Anderloni. «È un mondo che ignorano. Ma è normale in una città focalizzata soltanto in ambiti che non toccano la loro vita. Non si può fare cultura senza coinvolgimento attivo: bisogna parlare con i giovani, conoscerli e dare loro spazi in cui possano esprimersi liberamente. In poche parole, bisogna coltivarli».
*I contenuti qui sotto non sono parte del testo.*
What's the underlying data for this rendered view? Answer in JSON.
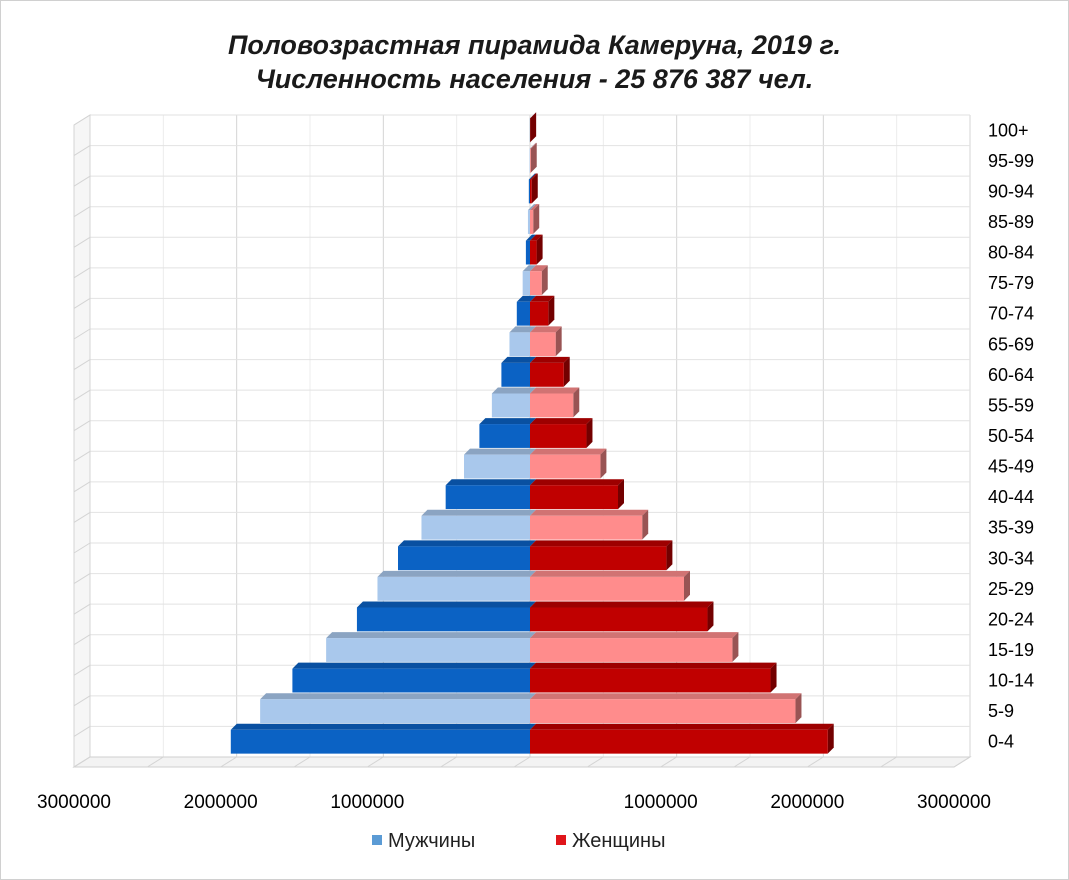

– Lei come li sta coltivando in questo periodo?
Anderloni. «Posso citare, tra i tanti, il percorso che sto portando avanti al liceo artistico Nani: stiamo scrivendo uno spettacolo intitolato Resistere, dieci storie di resistenza dai primi del Novecento ai giorni nostri. In ognuno di esse ci sono giovani che disubbidiscono: una capacità che i ragazzi d’oggi sembrano aver perso».
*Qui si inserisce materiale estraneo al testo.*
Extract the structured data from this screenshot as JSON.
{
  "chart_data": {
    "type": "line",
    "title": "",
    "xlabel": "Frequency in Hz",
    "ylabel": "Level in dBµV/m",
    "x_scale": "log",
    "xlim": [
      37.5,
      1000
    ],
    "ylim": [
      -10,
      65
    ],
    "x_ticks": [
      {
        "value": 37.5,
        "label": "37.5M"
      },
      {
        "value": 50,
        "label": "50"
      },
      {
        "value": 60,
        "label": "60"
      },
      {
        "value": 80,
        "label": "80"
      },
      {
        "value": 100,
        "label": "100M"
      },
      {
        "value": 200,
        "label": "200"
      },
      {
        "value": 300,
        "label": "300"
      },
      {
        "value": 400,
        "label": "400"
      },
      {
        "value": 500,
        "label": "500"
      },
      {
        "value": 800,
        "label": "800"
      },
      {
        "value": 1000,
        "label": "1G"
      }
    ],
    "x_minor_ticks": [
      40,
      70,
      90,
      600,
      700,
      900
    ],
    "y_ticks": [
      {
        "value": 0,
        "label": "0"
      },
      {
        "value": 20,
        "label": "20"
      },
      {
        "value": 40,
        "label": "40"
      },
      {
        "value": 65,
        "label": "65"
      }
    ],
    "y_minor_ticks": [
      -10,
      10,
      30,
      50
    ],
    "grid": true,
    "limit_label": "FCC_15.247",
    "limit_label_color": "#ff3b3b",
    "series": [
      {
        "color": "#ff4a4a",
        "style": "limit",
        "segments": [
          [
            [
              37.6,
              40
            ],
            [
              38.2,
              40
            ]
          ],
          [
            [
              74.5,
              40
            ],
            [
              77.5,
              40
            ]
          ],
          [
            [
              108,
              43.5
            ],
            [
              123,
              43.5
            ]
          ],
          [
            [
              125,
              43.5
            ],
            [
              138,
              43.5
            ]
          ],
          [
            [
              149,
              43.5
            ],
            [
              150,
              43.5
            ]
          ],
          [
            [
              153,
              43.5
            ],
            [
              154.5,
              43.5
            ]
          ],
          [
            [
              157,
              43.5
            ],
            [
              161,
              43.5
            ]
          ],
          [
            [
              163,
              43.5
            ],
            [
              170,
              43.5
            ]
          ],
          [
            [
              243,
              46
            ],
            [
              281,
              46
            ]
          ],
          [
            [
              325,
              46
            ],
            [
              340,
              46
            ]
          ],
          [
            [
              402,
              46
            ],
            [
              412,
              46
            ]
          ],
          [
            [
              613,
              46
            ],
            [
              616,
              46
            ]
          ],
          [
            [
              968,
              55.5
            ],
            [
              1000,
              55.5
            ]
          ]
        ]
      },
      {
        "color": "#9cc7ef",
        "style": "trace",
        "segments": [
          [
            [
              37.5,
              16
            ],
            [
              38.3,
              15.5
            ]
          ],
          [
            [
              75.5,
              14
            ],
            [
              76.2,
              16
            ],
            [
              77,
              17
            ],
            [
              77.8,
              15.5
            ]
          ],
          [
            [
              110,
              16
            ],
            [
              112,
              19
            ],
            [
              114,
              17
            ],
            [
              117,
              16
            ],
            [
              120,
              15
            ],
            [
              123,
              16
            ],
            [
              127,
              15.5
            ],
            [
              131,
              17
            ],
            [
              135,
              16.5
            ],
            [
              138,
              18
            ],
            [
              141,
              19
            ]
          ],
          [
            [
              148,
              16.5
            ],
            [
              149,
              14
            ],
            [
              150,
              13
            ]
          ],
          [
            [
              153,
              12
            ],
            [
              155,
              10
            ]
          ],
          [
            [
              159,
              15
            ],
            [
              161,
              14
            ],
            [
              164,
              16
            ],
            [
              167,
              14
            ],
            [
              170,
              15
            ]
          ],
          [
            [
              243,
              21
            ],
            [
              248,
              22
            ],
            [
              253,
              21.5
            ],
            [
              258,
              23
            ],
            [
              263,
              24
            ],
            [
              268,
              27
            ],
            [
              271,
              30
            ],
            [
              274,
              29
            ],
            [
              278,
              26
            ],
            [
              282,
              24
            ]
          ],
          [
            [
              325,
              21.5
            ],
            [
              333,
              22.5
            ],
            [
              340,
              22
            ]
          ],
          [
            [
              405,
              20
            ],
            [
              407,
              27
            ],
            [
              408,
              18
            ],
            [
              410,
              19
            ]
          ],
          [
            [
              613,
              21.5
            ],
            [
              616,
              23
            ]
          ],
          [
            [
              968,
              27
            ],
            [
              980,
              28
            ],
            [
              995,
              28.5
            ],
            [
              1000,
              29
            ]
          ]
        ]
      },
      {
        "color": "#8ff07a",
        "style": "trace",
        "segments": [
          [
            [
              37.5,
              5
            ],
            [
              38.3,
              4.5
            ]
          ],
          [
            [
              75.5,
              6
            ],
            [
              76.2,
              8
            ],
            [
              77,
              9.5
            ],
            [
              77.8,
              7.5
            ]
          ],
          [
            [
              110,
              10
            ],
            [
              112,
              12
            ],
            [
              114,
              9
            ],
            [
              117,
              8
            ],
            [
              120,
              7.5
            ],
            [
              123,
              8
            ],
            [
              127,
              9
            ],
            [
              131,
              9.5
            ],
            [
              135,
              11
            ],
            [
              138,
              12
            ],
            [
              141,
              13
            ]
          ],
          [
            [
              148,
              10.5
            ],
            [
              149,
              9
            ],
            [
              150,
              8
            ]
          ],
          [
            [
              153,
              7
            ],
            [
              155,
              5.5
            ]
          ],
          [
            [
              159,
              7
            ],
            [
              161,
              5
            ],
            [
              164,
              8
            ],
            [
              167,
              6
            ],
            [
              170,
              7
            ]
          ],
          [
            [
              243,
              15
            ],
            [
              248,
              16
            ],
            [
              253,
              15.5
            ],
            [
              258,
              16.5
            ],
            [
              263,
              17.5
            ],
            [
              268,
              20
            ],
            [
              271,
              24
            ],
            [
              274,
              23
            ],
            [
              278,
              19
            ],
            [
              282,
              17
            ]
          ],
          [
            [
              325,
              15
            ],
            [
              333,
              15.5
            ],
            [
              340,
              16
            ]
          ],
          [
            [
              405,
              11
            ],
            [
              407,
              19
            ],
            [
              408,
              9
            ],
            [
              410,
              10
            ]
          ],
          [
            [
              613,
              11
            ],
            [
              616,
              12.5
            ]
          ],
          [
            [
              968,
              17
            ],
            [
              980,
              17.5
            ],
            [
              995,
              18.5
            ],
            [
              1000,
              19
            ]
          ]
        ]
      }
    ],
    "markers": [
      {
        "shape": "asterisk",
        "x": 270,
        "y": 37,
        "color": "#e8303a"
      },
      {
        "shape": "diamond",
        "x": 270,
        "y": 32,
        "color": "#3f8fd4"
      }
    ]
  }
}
– Possiamo dire che uno degli scopi del suo teatro sia educare alla disobbedienza, nell’accezione positiva del termine?
Anderloni. «La disobbedienza, intesa non come delinquere ma come camminare in maniera provocatoria fuori dal seminato prestabilito, è fondamentale per la nostra società, perché scatena pensieri, discussioni e creatività. Attraverso il teatro si può imparare a ridiscutere ciò che viene dato per acquisito e assoluto».

– Deve però fare i conti con la pervasività dei dispositivi digitali e dei social, che spesso tendono a conformare…
Anderloni. «Il teatro costituisce proprio un’alternativa a questo, perché è fisicità e riesce a distaccare le persone dal digitale. È fondamentale creare momenti del genere senza perdersi in trovate discutibili, come il teatro online, che non ha senso di esistere e infatti è stato un fallimento».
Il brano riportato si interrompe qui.